ENHANCE Test Results Show Zetia Does Not Reduce Artery Plaque


. By Paul Halpern

After a two-year delay, Merck/Schering-Plough Pharmaceuticals has released the ENHANCE test results for its controversial Vytorin combination drug. Vytorin combines Merck/Schering's Zetia and the statin drug Zocor (generic simvastatin). The tests showed that Vytorin performs no better than simvastatin alone in reducing plaque buildup in the arteries.

Arterial plaque buildup (atherosclerosis) is a prime cause of strokes and heart attacks. Statin drugs like simvastatin are known to help reduce this buildup; Merck/Schering Plough had hoped that the ENHANCE tests would show that combing Zetia with statins in Vytorinwould do even better.

They were wrong. The tests actually showed that the combination drug is not as effective at slowing plaque buildup than simvastatin alone and does nothing to help reduce existing plaque deposits. "If anything, the trends were going in the wrong direction—the patients getting Zetia actually had a little faster plaque buildup compared to those who got generic Zocor," Dr. Steven Nissen, the chairman of cardiology at the Cleveland Clinic, told media outlets. He called the test results "a stunning reversal for what was previously one of the fastest-growing cholesterol-lowering medications being used."

Dr.
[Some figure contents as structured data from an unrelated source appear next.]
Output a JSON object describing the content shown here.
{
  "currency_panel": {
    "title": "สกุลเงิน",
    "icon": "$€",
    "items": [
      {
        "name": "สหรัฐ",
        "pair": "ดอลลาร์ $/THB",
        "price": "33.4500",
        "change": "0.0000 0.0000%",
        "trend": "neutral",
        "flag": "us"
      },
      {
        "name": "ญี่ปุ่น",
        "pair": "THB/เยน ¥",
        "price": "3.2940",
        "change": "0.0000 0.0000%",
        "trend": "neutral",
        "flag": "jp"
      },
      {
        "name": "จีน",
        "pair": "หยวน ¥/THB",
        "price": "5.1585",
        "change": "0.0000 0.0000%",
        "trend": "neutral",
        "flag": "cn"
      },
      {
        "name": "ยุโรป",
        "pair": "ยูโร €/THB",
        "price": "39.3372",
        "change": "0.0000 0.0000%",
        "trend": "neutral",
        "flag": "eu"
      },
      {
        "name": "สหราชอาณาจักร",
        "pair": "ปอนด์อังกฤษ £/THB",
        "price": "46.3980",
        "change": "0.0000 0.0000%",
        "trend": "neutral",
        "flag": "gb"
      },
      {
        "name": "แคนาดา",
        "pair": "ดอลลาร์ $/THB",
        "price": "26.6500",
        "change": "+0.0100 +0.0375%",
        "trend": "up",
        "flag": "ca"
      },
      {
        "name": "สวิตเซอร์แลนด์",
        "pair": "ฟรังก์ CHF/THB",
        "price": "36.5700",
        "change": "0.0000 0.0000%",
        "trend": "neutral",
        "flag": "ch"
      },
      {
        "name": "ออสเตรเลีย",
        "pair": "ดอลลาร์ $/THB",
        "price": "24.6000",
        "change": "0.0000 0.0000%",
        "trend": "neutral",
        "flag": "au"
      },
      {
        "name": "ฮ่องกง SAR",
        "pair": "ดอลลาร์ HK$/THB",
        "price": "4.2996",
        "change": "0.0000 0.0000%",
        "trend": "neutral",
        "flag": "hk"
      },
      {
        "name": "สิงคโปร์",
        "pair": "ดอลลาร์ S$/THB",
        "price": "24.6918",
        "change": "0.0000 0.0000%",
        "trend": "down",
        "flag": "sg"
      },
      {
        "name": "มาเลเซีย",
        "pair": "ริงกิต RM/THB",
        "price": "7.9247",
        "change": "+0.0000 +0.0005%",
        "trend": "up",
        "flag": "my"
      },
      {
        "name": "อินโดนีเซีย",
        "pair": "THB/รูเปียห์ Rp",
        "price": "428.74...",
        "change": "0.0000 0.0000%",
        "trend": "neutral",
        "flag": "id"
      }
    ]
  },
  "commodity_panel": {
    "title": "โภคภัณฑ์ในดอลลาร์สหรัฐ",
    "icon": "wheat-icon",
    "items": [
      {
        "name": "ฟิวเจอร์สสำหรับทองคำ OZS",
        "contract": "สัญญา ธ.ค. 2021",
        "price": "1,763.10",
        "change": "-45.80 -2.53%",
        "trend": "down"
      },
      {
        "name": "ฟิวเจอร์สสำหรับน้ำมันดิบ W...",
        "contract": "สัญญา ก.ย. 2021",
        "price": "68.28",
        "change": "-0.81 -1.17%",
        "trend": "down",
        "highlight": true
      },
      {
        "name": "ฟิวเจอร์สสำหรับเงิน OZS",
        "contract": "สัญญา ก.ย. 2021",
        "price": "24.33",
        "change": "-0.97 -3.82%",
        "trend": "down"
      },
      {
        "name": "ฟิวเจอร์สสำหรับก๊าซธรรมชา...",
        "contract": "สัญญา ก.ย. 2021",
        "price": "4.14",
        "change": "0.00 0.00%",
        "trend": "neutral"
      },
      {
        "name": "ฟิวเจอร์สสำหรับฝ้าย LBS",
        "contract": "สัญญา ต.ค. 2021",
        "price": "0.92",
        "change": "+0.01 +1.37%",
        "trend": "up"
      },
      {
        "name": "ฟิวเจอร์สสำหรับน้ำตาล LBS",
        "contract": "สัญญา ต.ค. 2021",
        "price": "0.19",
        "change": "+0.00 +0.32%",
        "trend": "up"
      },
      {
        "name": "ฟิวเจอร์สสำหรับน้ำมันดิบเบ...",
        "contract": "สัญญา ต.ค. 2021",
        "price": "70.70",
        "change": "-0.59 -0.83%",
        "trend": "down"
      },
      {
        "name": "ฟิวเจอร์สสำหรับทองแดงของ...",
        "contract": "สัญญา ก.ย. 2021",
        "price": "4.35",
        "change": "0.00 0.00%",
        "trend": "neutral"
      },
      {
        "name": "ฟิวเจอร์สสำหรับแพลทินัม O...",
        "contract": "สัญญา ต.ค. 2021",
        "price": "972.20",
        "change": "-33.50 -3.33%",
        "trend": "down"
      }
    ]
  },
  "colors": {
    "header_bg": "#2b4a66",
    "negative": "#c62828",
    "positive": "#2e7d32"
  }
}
Howard N. Hodis, a University of Southern California cardiologist, told the New York Times that Zetia's failure to help control or reduce arterial plaque is the most disturbing result of the tests. "Clearly, progression of atherosclerosis is the only way you get events[strokes or heart attacks]. If you don't treat progression, then you get events. That just can't be ignored," he said.
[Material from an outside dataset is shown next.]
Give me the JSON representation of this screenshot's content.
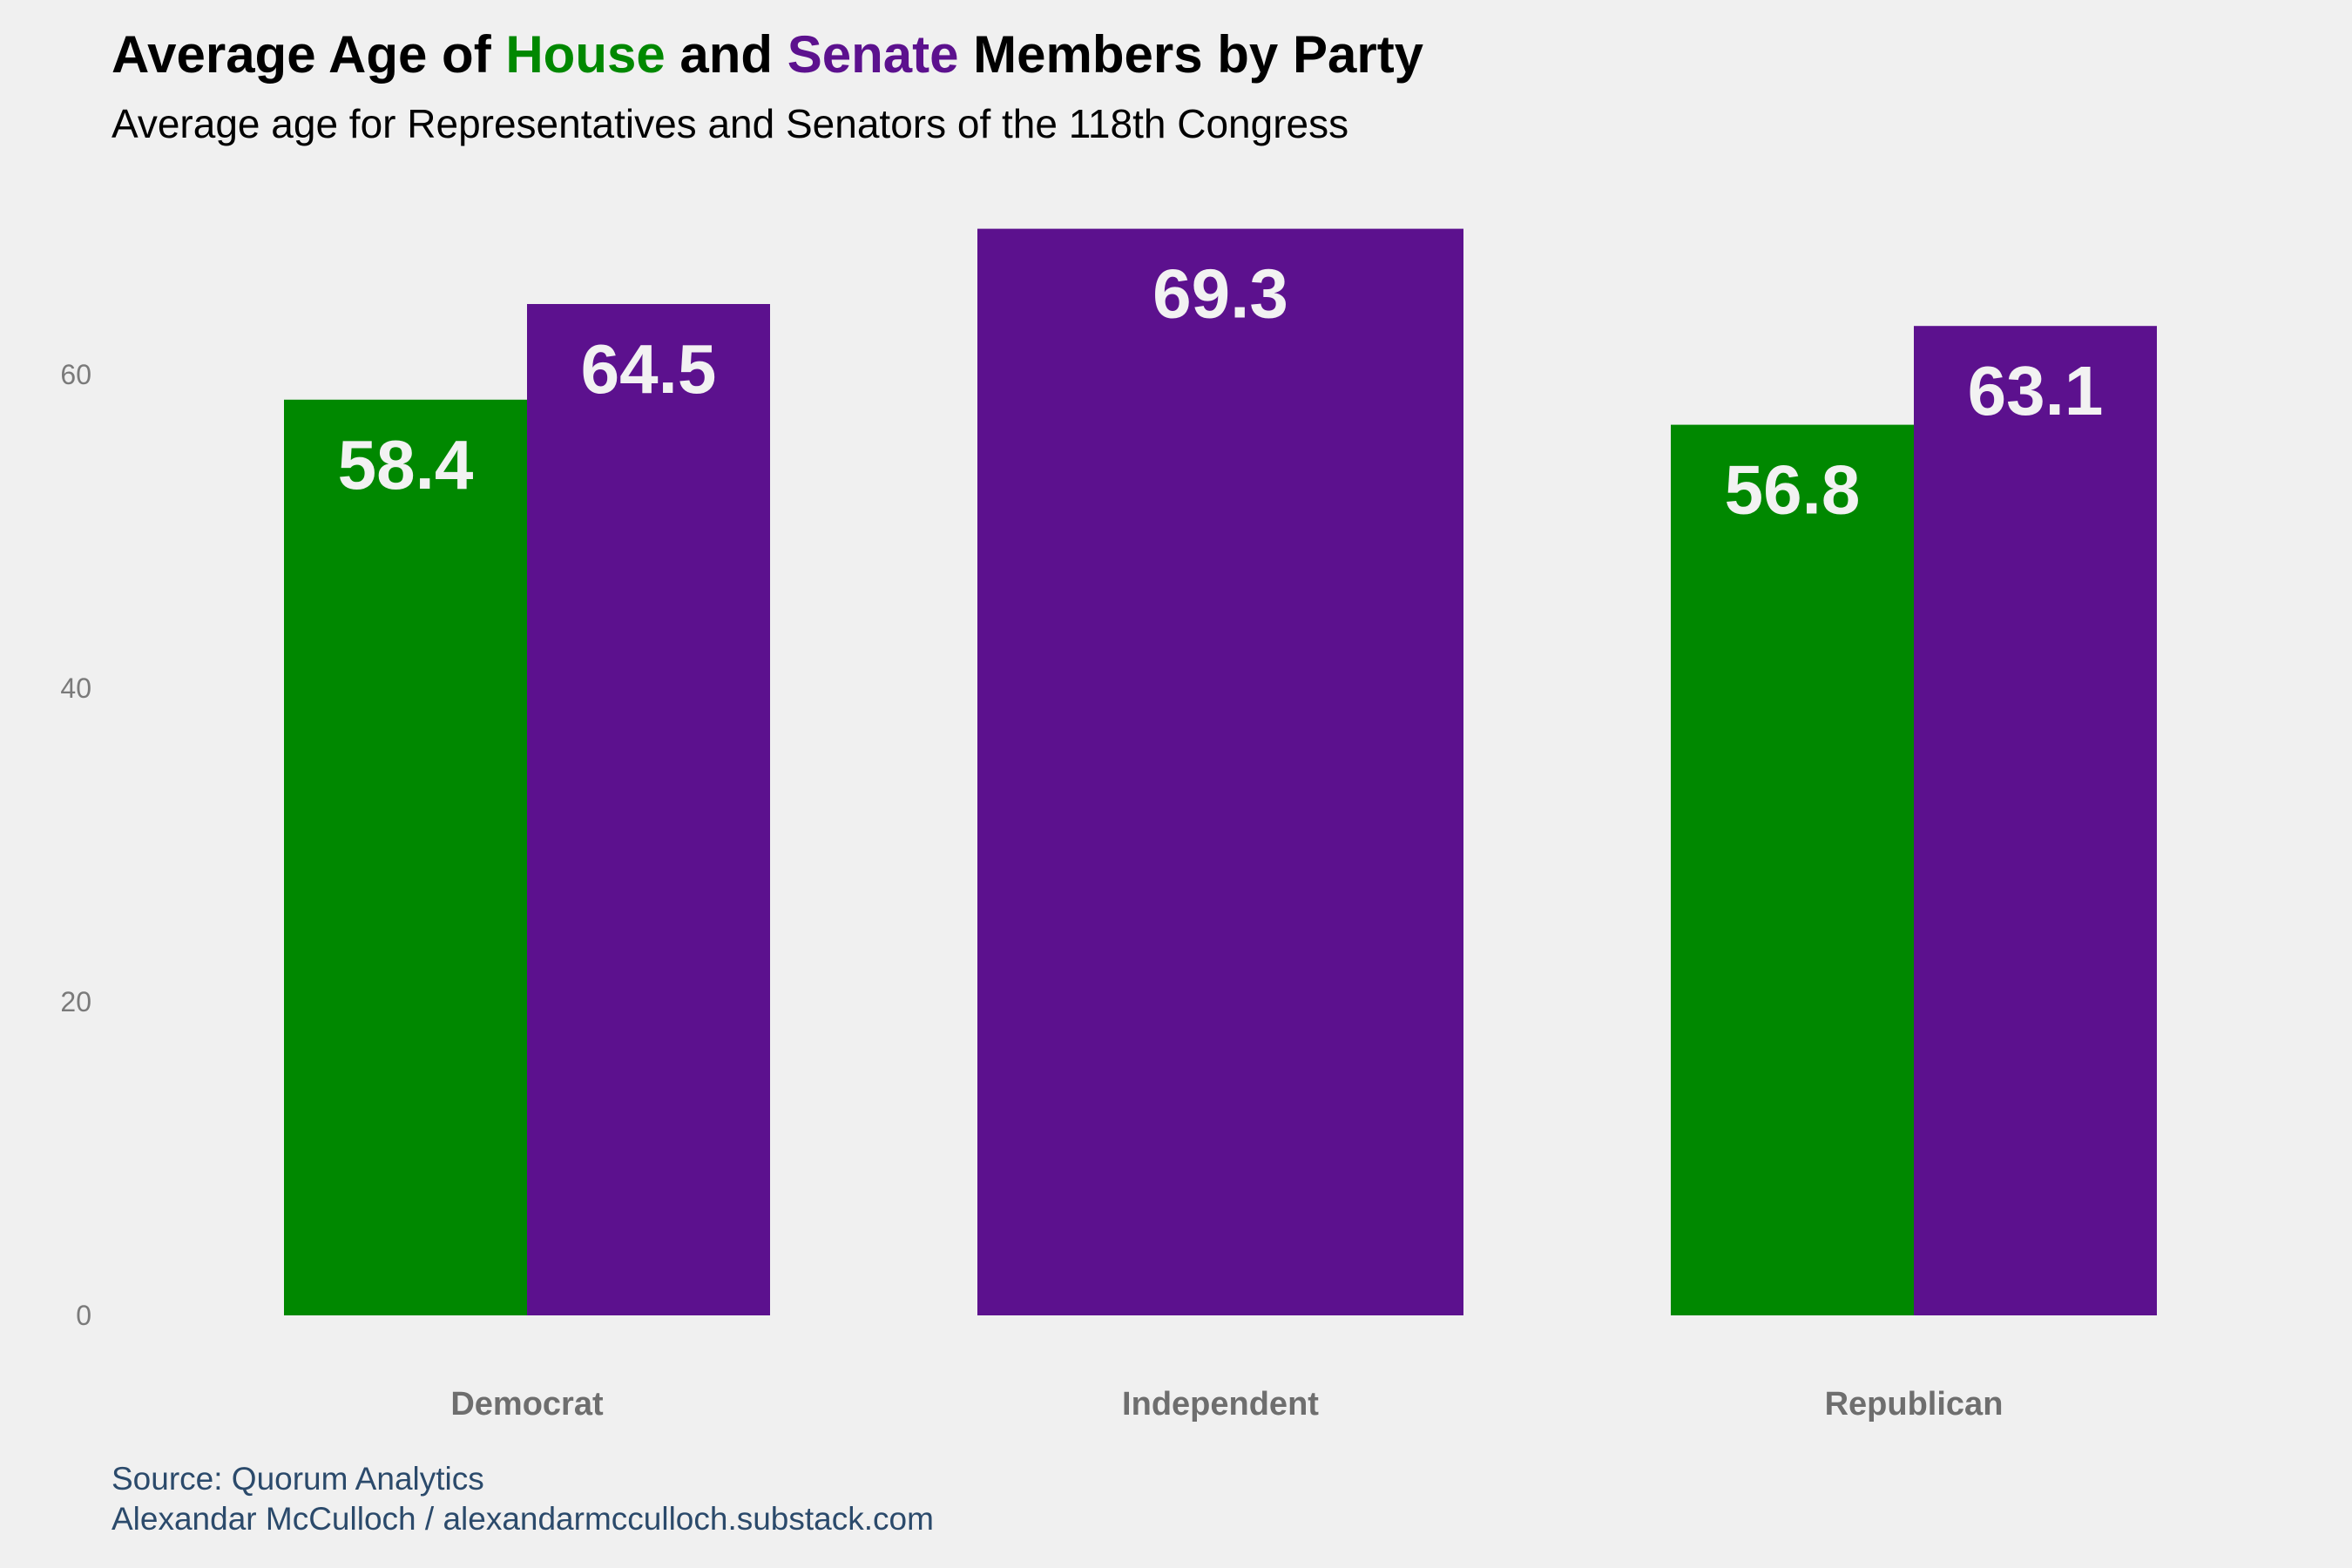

A spokesman for Merck/Schering observed, "Obviously we would have preferred a more favorable result." Considering that annual Zetia sales ran close to $4 billion for the year ended September 30, 2007, obviously they would have. (Vytorin costs roughly three times as much as generic simvastatin.)

That may also help account for the two-year delay in releasing the study's results; Merck/Schering claims that the complexity of the ENHANCE test data caused the delay. However, Representative Bart Stupak (D-Michigan), chairman of the Subcommittee on Oversight and Investigations of the House energy and Commerce Committee, said in a statement, "In light of today's results, which were released nearly two years after the ENHANCE trial ended, it is easy to conclude that Merck and Schering-Plough intentionally sought to delay the release of this data."

In the absence of the ENHANCE test results, doctors have been prescribing Vytorin in the hope that it would do what Merck/Schering claimed: help prevent strokes and heart attacks. Now that the test results are out, Dr. Nissen says, "My advice to physicians is not to use Vytorin or Zetia as first-line agents any more... Right now, five years into this, with nearly one million prescriptions per week being written, there is no evidence that the drugs actually produce any benefit for patients."